Die Fußballerinnen in der DDR vermochten sich – zumindest im Kleinen – einen gewissen Grad an Anerkennung zu erspielen. Das Fehlen klassischer und von Ressentiments geleiteter Rollenklischees in der offiziellen Politik machte dies im Vergleich zur BRD etwas einfacher. Natürlich war die »Frauenfrage« im Realsozialismus nicht gelöst, aber ein aufgeschlossener Umgang mit Themen, wie beispielsweise der Vereinbarkeit von Beruf und Familie, Abtreibung, geschlechtertypischer Sozialisation und Frauen in leitenden Positionen ist vielleicht ein Indiz für etwas bessere Grundvoraussetzungen. Wenngleich der Kampf im Alltag eben jene Rückwärtsgewandtheit immer offenbarte. Was vielleicht auch an der ökonomisierten Überformung der Geschlechterverhältnisse lag. Denn Frauenautonomie in DDR hatte immer etwas Funktionales und wurde stets aus den ökonomischen Bedingungen heraus interpretiert. Die Dimension ganz alltäglicher Herrschafts- und Machtverhältnisse spielte kaum eine Rolle.
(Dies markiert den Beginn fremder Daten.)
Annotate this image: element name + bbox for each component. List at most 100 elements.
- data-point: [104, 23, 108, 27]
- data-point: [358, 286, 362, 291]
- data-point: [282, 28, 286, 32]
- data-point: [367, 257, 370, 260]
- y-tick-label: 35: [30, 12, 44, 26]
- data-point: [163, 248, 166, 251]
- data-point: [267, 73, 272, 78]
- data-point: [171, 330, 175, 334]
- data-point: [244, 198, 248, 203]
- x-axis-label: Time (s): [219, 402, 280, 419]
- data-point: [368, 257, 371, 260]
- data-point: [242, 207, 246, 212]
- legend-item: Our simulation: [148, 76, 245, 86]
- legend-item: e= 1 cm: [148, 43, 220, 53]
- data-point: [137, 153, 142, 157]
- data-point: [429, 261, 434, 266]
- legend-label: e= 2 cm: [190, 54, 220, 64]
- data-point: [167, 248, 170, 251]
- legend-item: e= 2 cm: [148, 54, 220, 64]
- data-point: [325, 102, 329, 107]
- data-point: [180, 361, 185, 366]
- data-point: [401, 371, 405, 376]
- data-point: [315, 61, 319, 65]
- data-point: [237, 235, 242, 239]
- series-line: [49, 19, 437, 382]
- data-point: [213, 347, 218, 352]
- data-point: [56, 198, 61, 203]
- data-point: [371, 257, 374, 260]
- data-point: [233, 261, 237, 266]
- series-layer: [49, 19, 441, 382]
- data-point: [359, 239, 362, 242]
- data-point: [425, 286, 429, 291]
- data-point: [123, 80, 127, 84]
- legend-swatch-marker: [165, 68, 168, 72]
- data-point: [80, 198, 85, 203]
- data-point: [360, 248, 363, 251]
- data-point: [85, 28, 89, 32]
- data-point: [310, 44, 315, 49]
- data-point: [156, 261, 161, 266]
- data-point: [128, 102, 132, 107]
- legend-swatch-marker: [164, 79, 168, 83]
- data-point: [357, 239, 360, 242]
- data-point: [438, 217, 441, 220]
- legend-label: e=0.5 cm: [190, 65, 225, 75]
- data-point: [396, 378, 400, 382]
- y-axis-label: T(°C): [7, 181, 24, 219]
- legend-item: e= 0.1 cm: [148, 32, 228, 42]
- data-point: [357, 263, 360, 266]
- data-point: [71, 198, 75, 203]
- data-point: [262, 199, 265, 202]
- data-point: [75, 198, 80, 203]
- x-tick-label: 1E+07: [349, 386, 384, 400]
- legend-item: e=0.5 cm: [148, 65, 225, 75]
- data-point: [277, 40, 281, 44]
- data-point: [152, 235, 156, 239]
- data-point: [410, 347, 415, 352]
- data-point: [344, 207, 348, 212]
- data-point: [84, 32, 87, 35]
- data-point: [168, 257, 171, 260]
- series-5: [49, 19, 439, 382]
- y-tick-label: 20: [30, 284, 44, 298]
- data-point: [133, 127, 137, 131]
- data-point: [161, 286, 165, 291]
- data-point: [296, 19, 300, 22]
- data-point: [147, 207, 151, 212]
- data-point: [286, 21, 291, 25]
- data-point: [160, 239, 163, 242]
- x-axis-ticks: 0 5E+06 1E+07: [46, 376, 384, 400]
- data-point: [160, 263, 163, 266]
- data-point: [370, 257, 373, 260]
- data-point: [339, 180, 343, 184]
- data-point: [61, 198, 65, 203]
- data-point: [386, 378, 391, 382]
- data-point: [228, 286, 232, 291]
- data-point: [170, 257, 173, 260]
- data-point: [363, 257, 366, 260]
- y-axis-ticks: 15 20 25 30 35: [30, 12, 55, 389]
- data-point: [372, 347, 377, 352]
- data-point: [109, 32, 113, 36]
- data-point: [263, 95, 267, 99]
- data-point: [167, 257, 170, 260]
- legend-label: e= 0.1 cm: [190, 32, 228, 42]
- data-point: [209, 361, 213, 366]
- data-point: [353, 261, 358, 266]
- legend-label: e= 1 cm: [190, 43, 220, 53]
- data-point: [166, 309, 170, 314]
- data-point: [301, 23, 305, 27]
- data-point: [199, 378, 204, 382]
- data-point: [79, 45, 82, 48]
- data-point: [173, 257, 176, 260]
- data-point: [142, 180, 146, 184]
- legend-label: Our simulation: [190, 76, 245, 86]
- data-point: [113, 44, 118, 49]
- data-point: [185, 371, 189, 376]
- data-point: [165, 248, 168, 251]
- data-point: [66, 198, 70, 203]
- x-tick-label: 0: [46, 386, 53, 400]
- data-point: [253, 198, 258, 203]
So erstritten sich Frauen im Sportsystem der DDR eine Nische und versuchten die nicht eingelöste Gleichberechtigungsrhetorik des Realsozialismus mit Leben zu füllen. Das gelang sicherlich nicht an allen Standorten gleichermaßen. Als im September 2021 mit Ricarda Hornig eine langjährige Spielerin der BSG Chemie auf dem Podium im Alfred-Kunze-Sportpark saß und ihre aktive Zeit Revue passieren ließ, wirkte alles, was sie über ihre aktive Zeit erzählte, ganz »einfach« und »normal«. »Wir haben auch öfter mal in Unterzahl gespielt, das war Realität – aber Hauptsache, wir haben gespielt.« Die Selbstverständlichkeit, mit der sich Frauen im DDR-Fußball ihren Platz gesucht haben, hat etwas herrlich Unprätentiöses. Mit etwas Abstand und dem Wissen über die Fallstricke dieser Jahrzehnte gebührt ihnen aber auch ein dezenter Applaus und ein Mehr an erinnerungskultureller Sichtbarmachung.
Fußnoten
1 Zit. n. Carina Sophia Linne: Freigespielt. Frauenfußball im geteilten Deutschland. Frauenfußball in der DDR, Berlin-Brandenburg 2011, S. 41.
2 Ebd.
3 Ebd., S. 52.
4 Ebd., S. 71.
5 Zit n. Nicole Selmer: Freiraum in der Nische, in: Jungle World 16/2011.
6 Gerda Szepansky: Die stille Emanzipation in der DDR. Frankfurt/Main 1995, S. 13.
7 Anna Kaminsky: Frauen in der DDR, Berlin 2016, S. 19.